API
The API used in this project is pg_featureserv: a PostGIS-based feature server written in Go. It is a lightweight, low-configuration RESTful web service that provides access to spatial data stored in PostGIS tables, as well as spatial processing capability based on PostGIS spatial functions.
This tool complies with OGC and OpenAPI standards and auto-creates some documentation for the API endpoint.
The available data is available from two broad categories: OGC feature collections and database functions.
These are collections of geospatial data that is configured as postgres views in the postgisftw schema. Collection can be filtered and queried using CQL filters appended to the URL. This allows users to search for specific vessels, in a specific bounding box, during a specific time window. Very handy!
While a user can use CQL to filter on any feature in the schema performance will be much better when filtering over indexed items.
What follows is a breakdown of the current collection endpoint and their SQL definitions:
The latest_position end point fetches the most recent position, per MMSI, for all vessels in the time and space window. If no filters are used then it will return thousands of vessels, which might not be particularly useful. Historical data, from before Feb 2021 for example, can be selected by using a “bucket < 2021-02-02” CQL filter.
The columns returned are:
- MMSI: Indexed Mobile Maritime Service ID associated with vessel’s AIS transceiver.
- Time_bucket: Indexed time bucket associated with the 30 minute AIS position report continuous aggregate.

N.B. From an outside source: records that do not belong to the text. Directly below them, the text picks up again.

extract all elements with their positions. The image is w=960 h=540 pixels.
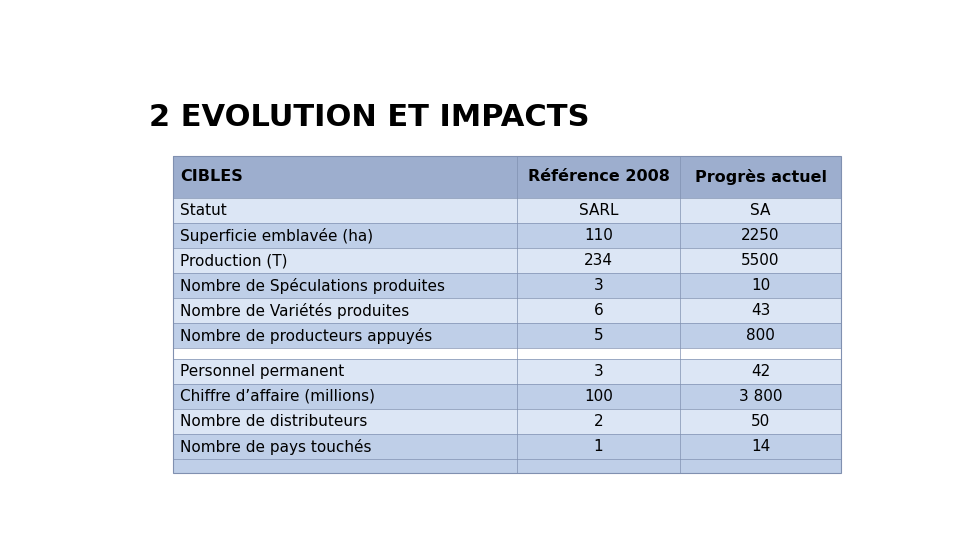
- Bar: [173, 223, 516, 248]
- Text: Nombre de distributeurs: Nombre de distributeurs: [180, 414, 368, 429]
- Text: 14: 14: [751, 439, 770, 454]
- Bar: [516, 156, 681, 198]
- Bar: [173, 248, 516, 273]
- Bar: [681, 323, 841, 348]
- Text: 110: 110: [584, 228, 613, 243]
- Text: Progrès actuel: Progrès actuel: [695, 169, 827, 185]
- Bar: [681, 384, 841, 409]
- Text: 1: 1: [594, 439, 604, 454]
- Bar: [516, 359, 681, 384]
- Bar: [681, 409, 841, 434]
- Bar: [173, 359, 516, 384]
- Text: 800: 800: [746, 328, 775, 343]
- Bar: [681, 359, 841, 384]
- Text: Nombre de pays touchés: Nombre de pays touchés: [180, 438, 372, 455]
- Bar: [516, 434, 681, 459]
- Bar: [173, 348, 516, 359]
- Text: 42: 42: [751, 364, 770, 379]
- Bar: [681, 298, 841, 323]
- Bar: [516, 248, 681, 273]
- Bar: [173, 409, 516, 434]
- Bar: [173, 156, 516, 198]
- Text: 3: 3: [593, 278, 604, 293]
- Text: CIBLES: CIBLES: [180, 170, 243, 184]
- Text: Nombre de Spéculations produites: Nombre de Spéculations produites: [180, 278, 445, 294]
- Text: 3 800: 3 800: [739, 389, 782, 404]
- Bar: [681, 198, 841, 223]
- Text: 6: 6: [593, 303, 604, 318]
- Bar: [173, 198, 516, 223]
- Bar: [173, 434, 516, 459]
- Bar: [516, 298, 681, 323]
- Text: 50: 50: [751, 414, 770, 429]
- Bar: [516, 223, 681, 248]
- Bar: [681, 223, 841, 248]
- Bar: [516, 384, 681, 409]
- Bar: [173, 323, 516, 348]
- Bar: [516, 409, 681, 434]
- Bar: [681, 248, 841, 273]
- Text: 234: 234: [584, 253, 613, 268]
- Bar: [173, 298, 516, 323]
- Text: 2: 2: [594, 414, 604, 429]
- Text: Personnel permanent: Personnel permanent: [180, 364, 345, 379]
- Bar: [516, 348, 681, 359]
- Text: 100: 100: [584, 389, 613, 404]
- Text: Référence 2008: Référence 2008: [528, 170, 669, 184]
- Bar: [516, 459, 681, 473]
- Text: Superficie emblavée (ha): Superficie emblavée (ha): [180, 227, 373, 244]
- Text: Statut: Statut: [180, 203, 228, 218]
- Bar: [516, 323, 681, 348]
- Bar: [173, 273, 516, 298]
- Bar: [516, 198, 681, 223]
- Text: Nombre de Variétés produites: Nombre de Variétés produites: [180, 302, 410, 319]
- Text: Production (T): Production (T): [180, 253, 288, 268]
- Bar: [173, 384, 516, 409]
- Text: 10: 10: [751, 278, 770, 293]
- Text: Chiffre d’affaire (millions): Chiffre d’affaire (millions): [180, 389, 375, 404]
- Text: 3: 3: [593, 364, 604, 379]
- Bar: [681, 459, 841, 473]
- Bar: [173, 156, 841, 473]
- Bar: [516, 273, 681, 298]
- Text: 43: 43: [751, 303, 770, 318]
- Text: 2250: 2250: [741, 228, 780, 243]
- Bar: [681, 434, 841, 459]
- Text: Nombre de producteurs appuyés: Nombre de producteurs appuyés: [180, 328, 433, 343]
- Text: 5500: 5500: [741, 253, 780, 268]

- IMO: Latest reported IMO registration number
- Callsign: Latest reported radio callsign
- Flag: Flag of country associated with first 3 digits of MMSI
- Name: Latest reported vessel name
- Type and Cargo: Latest reported 2 digit AIS code representing vessel’s type and cargo.
- Type: Broad catagory of vessel type.
- Sub Type: Cargo sub type for vessel.
- Draught: Latest reported draught.
- Position: Indexed vessel position. Associated with AIS position reports.
- COG: Course over Ground associated with position report in bucket
- SOG: Speed over Ground associated with position report in bucket
- NavStatus: Navigation Status code associated with position report in bucket
- Description: Human readable navigation status.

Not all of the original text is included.